La imagen de Nemenhat le vino repentinamente llenando su corazón de zozobra. ¿Qué sería de él? ¿Correría su misma suerte?
Tuvo un instante de lucidez y se convenció de que Ankh no se atrevería a acabar con él, y que quizá le castigaran trabajando en las minas del Sinaí. Pero la esperanza le duró muy poco y enseguida pensó que Ankh podría hacer lo que quisiera. Esto le aumentó el sufrimiento; su hijo, su bien más preciado…
Entró en una semiinconsciencia en la que ya no notaba los golpes. Era cada vez más placentera e invitaba a abandonarse en ella. Shepsenuré percibió cómo se liberaba de un invisible lastre ayudándole a experimentar una extraña sensación de bienestar, en la que creyó ver en un solo instante, todos sus días pasados en el país de Kemet; Kemet, la Tierra Negra, la elegida de los dioses. Por fin se acercaba el momento de saber si éstos le pedirían rendir cuentas.
Seneb, su viejo amigo, la persona más honrada que había conocido; por su amistad, su vida había valido la pena, qué lástima que todo lo hubiera estropeado al final. Pero quizás el viejo embalsamador tuviera razón cuando decía que todo estaba escrito y que los dioses manejan los hilos de nuestro destino con sus invisibles dedos.
Men-Nefer; la visión más hermosa que sus ojos nunca vieron. Ella formaba parte trascendental de aquel drama y sin embargo, no sentía ningún rencor hacia ella. Men-Nefer le había ofrecido los más felices momentos de su existencia, aun cuando fueran efímeros; y también le había conducido de la mano hacia su inminente final. No le importaba, pues no todos los hombres tienen la oportunidad de haber amado a una diosa.

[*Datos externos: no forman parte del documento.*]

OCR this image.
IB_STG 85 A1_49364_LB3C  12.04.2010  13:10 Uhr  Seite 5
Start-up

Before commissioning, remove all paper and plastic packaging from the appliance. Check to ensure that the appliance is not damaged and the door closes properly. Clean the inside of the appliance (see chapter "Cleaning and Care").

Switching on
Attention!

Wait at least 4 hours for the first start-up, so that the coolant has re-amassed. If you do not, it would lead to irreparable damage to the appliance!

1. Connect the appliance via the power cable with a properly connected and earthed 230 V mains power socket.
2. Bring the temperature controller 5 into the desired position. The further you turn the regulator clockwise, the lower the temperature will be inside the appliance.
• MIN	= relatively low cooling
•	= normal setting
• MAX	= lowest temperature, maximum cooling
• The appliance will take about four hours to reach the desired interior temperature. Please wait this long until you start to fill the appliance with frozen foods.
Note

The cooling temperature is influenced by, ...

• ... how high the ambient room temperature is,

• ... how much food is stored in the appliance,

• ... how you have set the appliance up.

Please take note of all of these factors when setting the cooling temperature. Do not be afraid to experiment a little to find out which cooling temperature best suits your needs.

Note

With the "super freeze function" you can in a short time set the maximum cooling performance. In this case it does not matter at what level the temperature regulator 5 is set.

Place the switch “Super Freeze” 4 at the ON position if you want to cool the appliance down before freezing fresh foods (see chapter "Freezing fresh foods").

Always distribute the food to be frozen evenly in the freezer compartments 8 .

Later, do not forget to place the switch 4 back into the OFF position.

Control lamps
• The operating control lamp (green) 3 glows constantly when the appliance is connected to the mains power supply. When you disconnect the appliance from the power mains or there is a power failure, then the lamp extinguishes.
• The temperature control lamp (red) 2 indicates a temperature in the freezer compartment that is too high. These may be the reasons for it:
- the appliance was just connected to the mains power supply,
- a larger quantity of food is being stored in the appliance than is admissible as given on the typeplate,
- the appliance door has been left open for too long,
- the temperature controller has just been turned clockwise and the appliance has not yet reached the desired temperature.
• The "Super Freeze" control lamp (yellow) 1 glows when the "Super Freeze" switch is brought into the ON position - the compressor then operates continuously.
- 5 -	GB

Uno de los bastones le golpeó en la cabeza, aunque no sintió dolor y, de repente, todo él se llenó de luz; la luz más pura que sus ojos nunca hubieran visto, y dentro de ella, una figura que se le acercaba brillando como una estrella refulgente en la noche.

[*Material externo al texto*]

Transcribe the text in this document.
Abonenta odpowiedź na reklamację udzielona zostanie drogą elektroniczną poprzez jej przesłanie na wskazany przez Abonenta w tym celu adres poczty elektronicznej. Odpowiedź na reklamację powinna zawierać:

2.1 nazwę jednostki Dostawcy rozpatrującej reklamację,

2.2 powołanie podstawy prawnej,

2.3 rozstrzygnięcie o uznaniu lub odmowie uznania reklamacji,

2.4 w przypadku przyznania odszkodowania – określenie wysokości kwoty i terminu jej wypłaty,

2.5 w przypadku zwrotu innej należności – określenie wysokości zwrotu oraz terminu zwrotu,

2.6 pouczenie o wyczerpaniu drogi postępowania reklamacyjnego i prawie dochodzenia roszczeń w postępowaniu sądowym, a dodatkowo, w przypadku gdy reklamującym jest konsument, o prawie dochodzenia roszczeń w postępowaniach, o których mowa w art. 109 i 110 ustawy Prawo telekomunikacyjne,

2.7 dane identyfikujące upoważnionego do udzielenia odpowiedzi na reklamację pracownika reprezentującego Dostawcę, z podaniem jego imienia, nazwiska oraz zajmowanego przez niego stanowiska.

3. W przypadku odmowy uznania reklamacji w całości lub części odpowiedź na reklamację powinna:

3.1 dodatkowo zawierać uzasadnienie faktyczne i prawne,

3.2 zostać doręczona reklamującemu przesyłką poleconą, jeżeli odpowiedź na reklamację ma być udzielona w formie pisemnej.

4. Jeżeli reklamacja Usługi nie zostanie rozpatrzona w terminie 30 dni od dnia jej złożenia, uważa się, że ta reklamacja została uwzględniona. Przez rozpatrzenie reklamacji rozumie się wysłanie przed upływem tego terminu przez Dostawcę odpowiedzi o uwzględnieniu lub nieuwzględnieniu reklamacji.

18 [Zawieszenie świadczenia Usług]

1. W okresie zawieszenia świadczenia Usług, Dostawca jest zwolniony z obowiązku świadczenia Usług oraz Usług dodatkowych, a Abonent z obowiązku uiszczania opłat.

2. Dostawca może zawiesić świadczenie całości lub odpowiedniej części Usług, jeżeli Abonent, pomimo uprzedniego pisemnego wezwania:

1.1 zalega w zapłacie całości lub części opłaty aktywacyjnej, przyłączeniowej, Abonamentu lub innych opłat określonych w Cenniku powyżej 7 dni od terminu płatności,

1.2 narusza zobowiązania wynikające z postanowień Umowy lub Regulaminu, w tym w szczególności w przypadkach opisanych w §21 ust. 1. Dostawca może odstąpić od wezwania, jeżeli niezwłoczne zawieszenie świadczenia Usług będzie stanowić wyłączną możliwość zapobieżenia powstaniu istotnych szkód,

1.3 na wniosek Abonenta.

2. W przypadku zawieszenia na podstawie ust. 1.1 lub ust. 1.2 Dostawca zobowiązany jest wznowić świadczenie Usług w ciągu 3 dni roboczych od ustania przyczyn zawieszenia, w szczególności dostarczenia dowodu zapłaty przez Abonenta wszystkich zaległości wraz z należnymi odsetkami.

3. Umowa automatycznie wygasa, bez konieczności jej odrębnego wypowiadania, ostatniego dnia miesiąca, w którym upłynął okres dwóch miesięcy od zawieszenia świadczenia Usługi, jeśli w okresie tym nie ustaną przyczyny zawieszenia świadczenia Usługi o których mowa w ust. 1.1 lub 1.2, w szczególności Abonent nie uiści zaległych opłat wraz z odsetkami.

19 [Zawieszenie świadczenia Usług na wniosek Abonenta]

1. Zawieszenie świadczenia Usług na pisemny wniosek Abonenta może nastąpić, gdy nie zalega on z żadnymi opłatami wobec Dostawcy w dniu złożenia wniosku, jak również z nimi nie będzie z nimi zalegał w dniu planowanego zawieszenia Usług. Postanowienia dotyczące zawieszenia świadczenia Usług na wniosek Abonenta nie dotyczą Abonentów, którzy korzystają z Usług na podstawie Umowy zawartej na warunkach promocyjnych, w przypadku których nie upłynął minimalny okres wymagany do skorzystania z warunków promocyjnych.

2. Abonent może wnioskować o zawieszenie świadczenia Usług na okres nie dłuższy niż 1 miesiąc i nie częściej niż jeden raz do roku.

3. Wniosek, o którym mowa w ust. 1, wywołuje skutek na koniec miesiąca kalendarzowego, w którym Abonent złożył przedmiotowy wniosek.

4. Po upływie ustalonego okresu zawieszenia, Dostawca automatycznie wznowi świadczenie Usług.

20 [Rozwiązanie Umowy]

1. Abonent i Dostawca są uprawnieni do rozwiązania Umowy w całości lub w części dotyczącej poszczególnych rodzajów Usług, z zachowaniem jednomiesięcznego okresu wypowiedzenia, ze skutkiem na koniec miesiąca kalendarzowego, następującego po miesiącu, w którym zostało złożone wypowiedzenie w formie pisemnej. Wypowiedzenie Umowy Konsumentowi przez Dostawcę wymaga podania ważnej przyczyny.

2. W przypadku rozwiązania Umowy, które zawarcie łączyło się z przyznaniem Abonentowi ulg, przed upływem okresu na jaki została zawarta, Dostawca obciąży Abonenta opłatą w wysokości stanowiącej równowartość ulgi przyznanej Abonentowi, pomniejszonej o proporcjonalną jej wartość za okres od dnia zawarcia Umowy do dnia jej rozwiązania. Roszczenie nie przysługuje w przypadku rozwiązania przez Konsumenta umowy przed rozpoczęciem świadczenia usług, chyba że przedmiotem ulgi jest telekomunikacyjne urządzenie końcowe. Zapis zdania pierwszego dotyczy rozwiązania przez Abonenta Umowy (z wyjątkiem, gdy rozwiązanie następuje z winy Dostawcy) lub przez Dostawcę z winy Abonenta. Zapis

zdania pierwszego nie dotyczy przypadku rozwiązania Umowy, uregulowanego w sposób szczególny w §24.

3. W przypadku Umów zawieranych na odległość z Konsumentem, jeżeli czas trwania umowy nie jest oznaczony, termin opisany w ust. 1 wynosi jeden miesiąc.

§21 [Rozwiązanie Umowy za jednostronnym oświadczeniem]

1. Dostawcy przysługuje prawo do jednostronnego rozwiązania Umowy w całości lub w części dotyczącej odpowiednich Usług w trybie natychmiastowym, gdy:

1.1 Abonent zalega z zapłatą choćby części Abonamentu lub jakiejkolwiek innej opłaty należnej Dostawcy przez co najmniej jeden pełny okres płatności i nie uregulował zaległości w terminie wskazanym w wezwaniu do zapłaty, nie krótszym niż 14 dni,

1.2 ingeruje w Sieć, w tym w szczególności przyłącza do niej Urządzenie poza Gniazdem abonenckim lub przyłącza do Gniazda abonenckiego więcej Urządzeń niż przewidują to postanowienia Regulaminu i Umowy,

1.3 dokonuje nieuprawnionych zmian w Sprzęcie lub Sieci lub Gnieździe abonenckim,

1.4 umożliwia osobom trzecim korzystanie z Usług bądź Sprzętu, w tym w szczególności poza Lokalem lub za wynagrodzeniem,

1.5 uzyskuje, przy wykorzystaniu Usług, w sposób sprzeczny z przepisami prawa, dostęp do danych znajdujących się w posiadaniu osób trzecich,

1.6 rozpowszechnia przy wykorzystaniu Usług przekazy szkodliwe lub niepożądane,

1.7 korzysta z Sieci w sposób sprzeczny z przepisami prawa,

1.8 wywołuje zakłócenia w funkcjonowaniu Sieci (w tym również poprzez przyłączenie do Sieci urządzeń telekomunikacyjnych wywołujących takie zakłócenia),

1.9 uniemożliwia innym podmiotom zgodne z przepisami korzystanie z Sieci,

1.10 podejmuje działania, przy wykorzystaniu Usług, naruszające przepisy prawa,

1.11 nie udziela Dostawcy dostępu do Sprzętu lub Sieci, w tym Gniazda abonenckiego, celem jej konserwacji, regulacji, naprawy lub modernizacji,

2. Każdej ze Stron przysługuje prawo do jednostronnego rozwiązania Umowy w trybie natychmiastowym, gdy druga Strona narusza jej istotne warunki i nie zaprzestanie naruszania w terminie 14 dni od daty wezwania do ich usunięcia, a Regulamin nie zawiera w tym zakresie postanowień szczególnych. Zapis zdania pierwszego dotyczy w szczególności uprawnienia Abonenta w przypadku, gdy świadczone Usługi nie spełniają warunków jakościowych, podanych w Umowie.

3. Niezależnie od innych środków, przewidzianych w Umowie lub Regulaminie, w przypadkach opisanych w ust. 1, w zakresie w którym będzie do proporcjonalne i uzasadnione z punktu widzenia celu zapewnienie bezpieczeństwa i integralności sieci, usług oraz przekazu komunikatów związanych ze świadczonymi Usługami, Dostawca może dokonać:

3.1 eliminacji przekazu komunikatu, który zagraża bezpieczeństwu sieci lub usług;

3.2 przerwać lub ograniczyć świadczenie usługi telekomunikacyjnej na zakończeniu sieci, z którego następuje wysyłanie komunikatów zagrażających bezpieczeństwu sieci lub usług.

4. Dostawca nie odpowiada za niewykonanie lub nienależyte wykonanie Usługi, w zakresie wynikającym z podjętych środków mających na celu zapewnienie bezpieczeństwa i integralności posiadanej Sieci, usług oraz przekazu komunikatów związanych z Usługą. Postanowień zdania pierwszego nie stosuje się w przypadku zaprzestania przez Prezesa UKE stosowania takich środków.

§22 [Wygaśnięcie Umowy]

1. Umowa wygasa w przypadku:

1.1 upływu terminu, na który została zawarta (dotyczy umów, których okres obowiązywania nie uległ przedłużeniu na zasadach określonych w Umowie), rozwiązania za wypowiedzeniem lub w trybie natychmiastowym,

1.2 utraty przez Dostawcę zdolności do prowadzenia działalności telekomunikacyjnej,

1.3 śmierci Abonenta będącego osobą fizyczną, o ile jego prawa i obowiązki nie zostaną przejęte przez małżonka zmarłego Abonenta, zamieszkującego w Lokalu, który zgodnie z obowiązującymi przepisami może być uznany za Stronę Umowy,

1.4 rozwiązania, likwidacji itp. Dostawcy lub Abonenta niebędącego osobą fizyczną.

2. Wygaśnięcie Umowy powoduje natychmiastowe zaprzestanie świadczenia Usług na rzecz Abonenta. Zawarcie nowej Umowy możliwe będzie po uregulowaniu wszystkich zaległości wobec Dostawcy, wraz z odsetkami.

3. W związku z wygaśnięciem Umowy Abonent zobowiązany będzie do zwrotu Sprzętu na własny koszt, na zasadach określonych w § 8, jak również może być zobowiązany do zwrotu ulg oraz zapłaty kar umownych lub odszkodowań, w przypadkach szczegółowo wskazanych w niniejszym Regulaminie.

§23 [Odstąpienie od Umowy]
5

Shepsenuré fue a su encuentro, y al aproximarse reconoció a Heriamon, la esposa que había perdido hacía tanto tiempo. Lucía hermosa y resplandeciente como en los días de su juventud. Se quedaron frente a frente unos instantes y ella le sonrió ofreciéndole su mano. Shepsenuré la cogió gozoso y al momento sintió que el contacto con aquella mano le redimía por completo llenándole de una felicidad como nunca había sentido. Luego, cogidos de la mano, caminaron hacia aquella luz hasta que al fin desaparecieron.

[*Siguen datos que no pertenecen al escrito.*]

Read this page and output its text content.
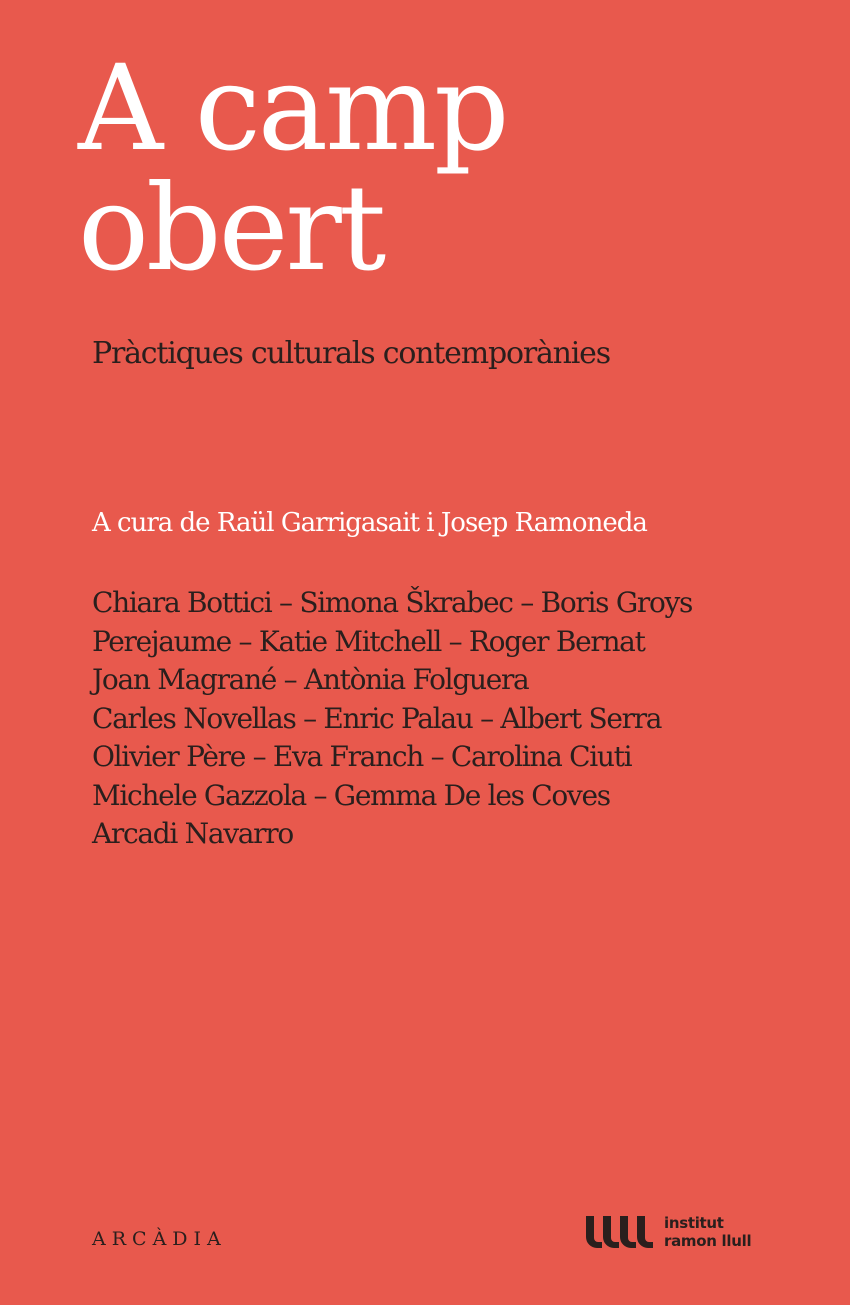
A camp
obert
Pràctiques culturals contemporànies

A cura de Raül Garrigasait i Josep Ramoneda

Chiara Bottici – Simona Škrabec – Boris Groys
Perejaume – Katie Mitchell – Roger Bernat
Joan Magrané – Antònia Folguera
Carles Novellas – Enric Palau – Albert Serra
Olivier Père – Eva Franch – Carolina Ciuti
Michele Gazzola – Gemma De les Coves
Arcadi Navarro

ARCÀDIA

institut
ramon llull
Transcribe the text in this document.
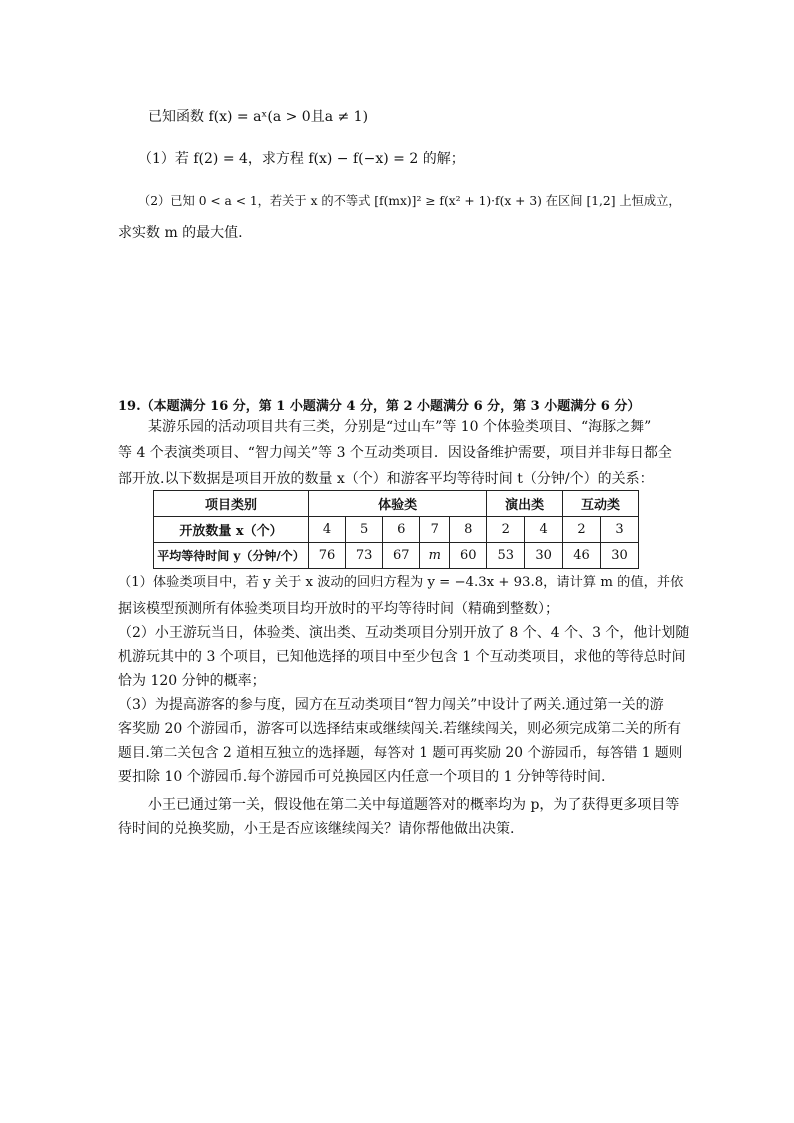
已知函数 f(x) = aˣ(a > 0且a ≠ 1)
（1）若 f(2) = 4，求方程 f(x) − f(−x) = 2 的解；
（2）已知 0 < a < 1，若关于 x 的不等式 [f(mx)]² ≥ f(x² + 1)·f(x + 3) 在区间 [1,2] 上恒成立，
求实数 m 的最大值.
19.（本题满分 16 分，第 1 小题满分 4 分，第 2 小题满分 6 分，第 3 小题满分 6 分）
某游乐园的活动项目共有三类，分别是“过山车”等 10 个体验类项目、“海豚之舞”
等 4 个表演类项目、“智力闯关”等 3 个互动类项目．因设备维护需要，项目并非每日都全
部开放.以下数据是项目开放的数量 x（个）和游客平均等待时间 t（分钟/个）的关系：
项目类别	体验类					演出类		互动类	
开放数量 x（个）	4	5	6	7	8	2	4	2	3
平均等待时间 y（分钟/个）	76	73	67	m	60	53	30	46	30
（1）体验类项目中，若 y 关于 x 波动的回归方程为 y = −4.3x + 93.8，请计算 m 的值，并依
据该模型预测所有体验类项目均开放时的平均等待时间（精确到整数）；
（2）小王游玩当日，体验类、演出类、互动类项目分别开放了 8 个、4 个、3 个，他计划随
机游玩其中的 3 个项目，已知他选择的项目中至少包含 1 个互动类项目，求他的等待总时间
恰为 120 分钟的概率；
（3）为提高游客的参与度，园方在互动类项目“智力闯关”中设计了两关.通过第一关的游
客奖励 20 个游园币，游客可以选择结束或继续闯关.若继续闯关，则必须完成第二关的所有
题目.第二关包含 2 道相互独立的选择题，每答对 1 题可再奖励 20 个游园币，每答错 1 题则
要扣除 10 个游园币.每个游园币可兑换园区内任意一个项目的 1 分钟等待时间.
小王已通过第一关，假设他在第二关中每道题答对的概率均为 p，为了获得更多项目等
待时间的兑换奖励，小王是否应该继续闯关？请你帮他做出决策.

El cuerpo sin vida de Shepsenuré fue llevado hasta la necrópolis de Saqqara donde, arrojado sobre la arena, quedó abandonado a merced de los chacales que merodeaban por allí y que a buen seguro darían cuenta de él.
En cuanto a la confesión de culpabilidad, el escriba mismo la firmó; en realidad, daba igual, pues Shepsenuré no sabía escribir.
A Nemenhat le dolía terriblemente la cabeza, sentía náuseas, y tenía restos de sangre seca que le cubrían parte de la cara. Sentado en el suelo del gran patio con los brazos rodeándose las rodillas, esperaba su turno en la larga fila para que el sesh neferw, el escriba de los reclutas, tomara sus datos y le asignara la unidad a la que se incorporaría.
Su ánimo se encontraba sumido en el más profundo de los abismos; estaba desorientado y además era incapaz de poner un rayo de luz en la confusión que le embargaba.
De la noche a la mañana, toda su existencia se había hundido en el caos. Sin noticias de lo que le hubiera podido pasar a su padre, ni a su esposa y su familia, su mundo simplemente no existía. Sólo recordaba cómo en la atropellada búsqueda de su padre alguien le golpeó en la cabeza; y por el dolor que sentía, bien hubiera podido ser la coz de alguna acémila.
Al despertar, se hallaba ya en aquel patio del Cuartel General de Menfis, junto con cientos de hombres que, como él, habían sido traídos como escoria. Toda una mañana soportando los demoledores efectos del sol menfita sin más sombra que la que su cuerpo proyectaba.
Sin embargo, la larga espera le ayudó a tomar conciencia de cuál era su situación y lo que le esperaba.
—Estamos listos, compañero —le dijo el hombre situado detrás de él—, la mayoría seremos enviados a la división Sutejh como combatientes de primera línea. Maldita sea mi carne.